Luck isn’t random. Increase your surface area and watch serendipity follow.

What it is

Most people think luck is random - something that happens to you, or doesn’t. Luck as a System flips that entirely. It’s a framework for deliberately increasing your “surface area for luck” - the number of ways that serendipity can find you. The more you put yourself out there, the luckier you get.

💡Why it matters

Every major career break I’ve had came from something that looked like luck from the outside. Startmate came from a cold email. My first startup job came from a mate’s Facebook post. The side projects that got acquired both started with conversations I wouldn’t have had if I’d been keeping my head down. None of it was random. All of it came from a deliberate practice of putting myself in the path of opportunity.

🛠️How to use it

The framework has three parts. First, declare your goals publicly - tell anyone who will listen what you’re working on, what you’re looking for, what excites you. Second, make it easy for people to help you - be specific about what you need, and make it low-friction for others to connect you. Third, show up consistently - write, post, attend events, send cold emails, start conversations. Don’t hide under a rock. Get out there and declare your goals and dreams to the world.

💬My experience with it

My entire career was built on this principle. I cold-emailed my way into opportunities. I wrote publicly about what I was building. I told everyone I met what I was working on. People thought I was lucky, but I was just loud. The Startmate role - the one that defined my career for eight years - came from a cold email.
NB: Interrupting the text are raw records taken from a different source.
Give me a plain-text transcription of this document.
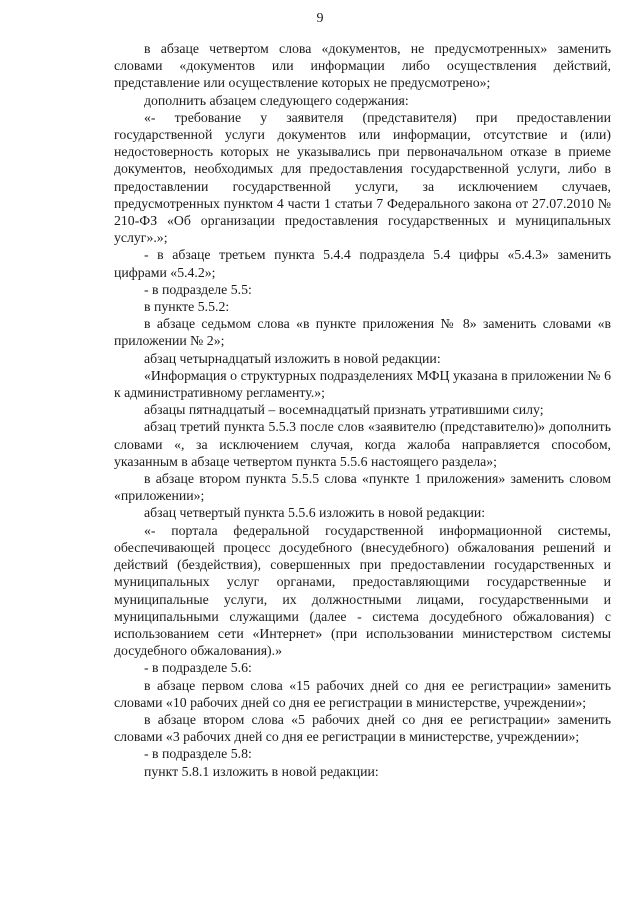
9

в абзаце четвертом слова «документов, не предусмотренных» заменить словами «документов или информации либо осуществления действий, представление или осуществление которых не предусмотрено»;

дополнить абзацем следующего содержания:

«- требование у заявителя (представителя) при предоставлении государственной услуги документов или информации, отсутствие и (или) недостоверность которых не указывались при первоначальном отказе в приеме документов, необходимых для предоставления государственной услуги, либо в предоставлении государственной услуги, за исключением случаев, предусмотренных пунктом 4 части 1 статьи 7 Федерального закона от 27.07.2010 № 210-ФЗ «Об организации предоставления государственных и муниципальных услуг».»;

- в абзаце третьем пункта 5.4.4 подраздела 5.4 цифры «5.4.3» заменить цифрами «5.4.2»;

- в подразделе 5.5:

в пункте 5.5.2:

в абзаце седьмом слова «в пункте приложения № 8» заменить словами «в приложении № 2»;

абзац четырнадцатый изложить в новой редакции:

«Информация о структурных подразделениях МФЦ указана в приложении № 6 к административному регламенту.»;

абзацы пятнадцатый – восемнадцатый признать утратившими силу;

абзац третий пункта 5.5.3 после слов «заявителю (представителю)» дополнить словами «, за исключением случая, когда жалоба направляется способом, указанным в абзаце четвертом пункта 5.5.6 настоящего раздела»;

в абзаце втором пункта 5.5.5 слова «пункте 1 приложения» заменить словом «приложении»;

абзац четвертый пункта 5.5.6 изложить в новой редакции:

«- портала федеральной государственной информационной системы, обеспечивающей процесс досудебного (внесудебного) обжалования решений и действий (бездействия), совершенных при предоставлении государственных и муниципальных услуг органами, предоставляющими государственные и муниципальные услуги, их должностными лицами, государственными и муниципальными служащими (далее - система досудебного обжалования) с использованием сети «Интернет» (при использовании министерством системы досудебного обжалования).»

- в подразделе 5.6:

в абзаце первом слова «15 рабочих дней со дня ее регистрации» заменить словами «10 рабочих дней со дня ее регистрации в министерстве, учреждении»;

в абзаце втором слова «5 рабочих дней со дня ее регистрации» заменить словами «3 рабочих дней со дня ее регистрации в министерстве, учреждении»;

- в подразделе 5.8:

пункт 5.8.1 изложить в новой редакции:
Not a warm introduction. Not a recruiter. A cold email I sent because I’d been increasing my surface area for months.

🚀Try this today

Write a LinkedIn post or send a message to five people today telling them what you’re working on and what kind of help you’re looking for. Be specific: “I’m building X and I’m looking for someone who knows Y.” Watch what comes back. The more specific you are, the easier you make it for serendipity to find you.